Keeping Flowers Summer
Garden Clippings for July 18, 2020
The hanging baskets were a lovely Mother’s Day gift but are beginning to lose their luster. It has been two months and the foliage is not lush and flowers are stretching.
No wonder. Prior to Mother’s Day, in the climate-controlled greenhouse annual flowers are pumped with fertilizer and precisely given the right quantity of light and water. Flowers are grown in 8- or 10-inch diameter plastic pots to keep costs down and make shipping and handling easier.
Two months later, the flowers have outgrown their small pots and the larger plants cannot get enough moisture and nutrients. Summer’s heat is putting stress on plants and even daily watering is not enough.
The best way to keep hanging baskets looking amazing for the next 3 months is put them in larger containers. The additional soil will give more opportunity for growth and will give the gardener a little more forgiveness in the watering schedule.
Transplanting flowers into larger containers will give the opportunity to prune, edit and perhaps even add a few more flowers. For 8 inch diameter pots, I’d suggest going to a minimum of 12 inch diameter. Large hanging baskets are difficult to find, so you will likely need to transplant into regular patio pots.

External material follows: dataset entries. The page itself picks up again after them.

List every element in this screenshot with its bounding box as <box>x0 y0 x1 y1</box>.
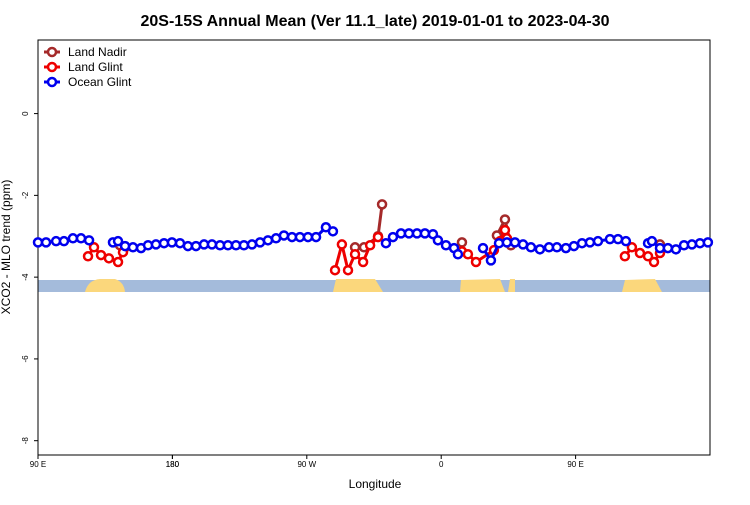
point <box>452 248 464 260</box>
point <box>166 237 178 248</box>
legend-label: Ocean Glint <box>68 75 132 89</box>
point <box>702 237 714 248</box>
point <box>551 242 563 253</box>
point <box>642 251 654 262</box>
point <box>294 231 306 243</box>
x-axis-label: Longitude <box>349 477 402 491</box>
x-tick-label: 90 E <box>30 460 46 469</box>
point <box>620 235 632 247</box>
point <box>477 242 489 254</box>
point <box>380 237 392 249</box>
point <box>462 248 474 260</box>
point <box>67 233 79 244</box>
point <box>75 233 87 244</box>
point <box>560 242 572 254</box>
point <box>648 256 660 268</box>
point <box>127 242 139 253</box>
point <box>278 230 290 241</box>
point <box>501 237 513 248</box>
point <box>670 244 682 255</box>
point <box>190 240 202 252</box>
point <box>310 231 322 243</box>
legend-label: Land Nadir <box>68 45 127 59</box>
point <box>58 235 70 247</box>
legend-marker <box>46 61 58 73</box>
point <box>150 239 162 250</box>
point <box>103 253 115 264</box>
point <box>342 264 354 276</box>
point <box>372 231 384 243</box>
y-tick-label: -2 <box>21 191 30 199</box>
point <box>619 251 631 262</box>
point <box>206 239 218 250</box>
point <box>470 256 482 268</box>
point <box>238 240 250 251</box>
x-tick-label: 0 <box>439 460 444 469</box>
point <box>525 242 537 253</box>
point <box>246 239 258 250</box>
point <box>509 237 521 248</box>
point <box>419 228 431 239</box>
point <box>32 237 44 248</box>
point <box>456 237 468 248</box>
x-tick-label: 180 <box>166 460 180 469</box>
point <box>82 251 94 262</box>
point <box>112 235 124 247</box>
point <box>646 235 658 247</box>
point <box>499 214 511 225</box>
land-strip <box>38 279 710 292</box>
point <box>584 237 596 248</box>
point <box>112 256 124 268</box>
point <box>88 242 100 253</box>
point <box>485 255 497 266</box>
chart-title: 20S-15S Annual Mean (Ver 11.1_late) 2019… <box>141 13 610 30</box>
point <box>440 240 452 251</box>
point <box>403 228 415 239</box>
point <box>119 240 131 252</box>
point <box>499 224 511 236</box>
point <box>387 231 399 243</box>
point <box>40 237 52 248</box>
legend-marker <box>46 76 58 88</box>
y-tick-label: -6 <box>21 355 30 363</box>
y-axis-label: XCO2 - MLO trend (ppm) <box>0 180 13 315</box>
x-tick-label: 180 <box>166 460 180 469</box>
point <box>634 247 646 259</box>
point <box>432 235 444 246</box>
point <box>662 242 674 254</box>
point <box>568 240 580 252</box>
point <box>686 239 698 250</box>
point <box>626 242 638 253</box>
point <box>604 233 616 245</box>
point <box>336 239 348 250</box>
x-tick-label: 90 W <box>297 460 316 469</box>
legend-label: Land Glint <box>68 60 123 74</box>
point <box>262 235 274 246</box>
point <box>329 264 341 276</box>
y-tick-label: 0 <box>21 111 30 116</box>
x-tick-label: 90 E <box>567 460 583 469</box>
point <box>357 256 369 268</box>
y-tick-label: -8 <box>21 437 30 445</box>
legend-marker <box>46 46 58 58</box>
y-tick-label: -4 <box>21 273 30 281</box>
point <box>222 240 234 251</box>
point <box>592 235 604 247</box>
point <box>534 244 546 255</box>
point <box>349 248 361 260</box>
point <box>327 226 339 237</box>
point <box>83 235 95 246</box>
point <box>364 240 376 251</box>
point <box>302 231 314 243</box>
point <box>376 199 388 210</box>
point <box>182 240 194 252</box>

If your hanging baskets look horrible because you have missed a day or two of watering, go ahead and cut them way back. Most plants, especially Petunias will appreciate the pruning and will respond with healthy new growth within a few short weeks.
The other ticket to success with annual flowers is fertilizer. Every gardener has their favorite plant food that works for them, and the formula we use in our flowers is simple.
At planting time, we add controlled release plant food and put it on the soil surface according to label directions. These small kernels are designed to work slowly, releasing fertilizer slowly over 2 months. At the end of July, we will add a second application of the same plant food. Timed release plant food is not cheap but gives very good results.
In addition to the slow release plant food, we give an application of water-soluble plant food every two weeks. The formulation we use is 20-20-20, but any similar ratio will do the trick just fine. Water soluble plant food is inexpensive, easy to use, and gives instant results. It can be applied using a handy hose end sprayer or simply added to a 2-gallon watering can.
Fertilizing flowers needs to be coupled with faithful watering, because without moisture, fertilizer will do more harm than good. Make sure your container has adequate drainage holes and water thoroughly until the water drains through the bottom.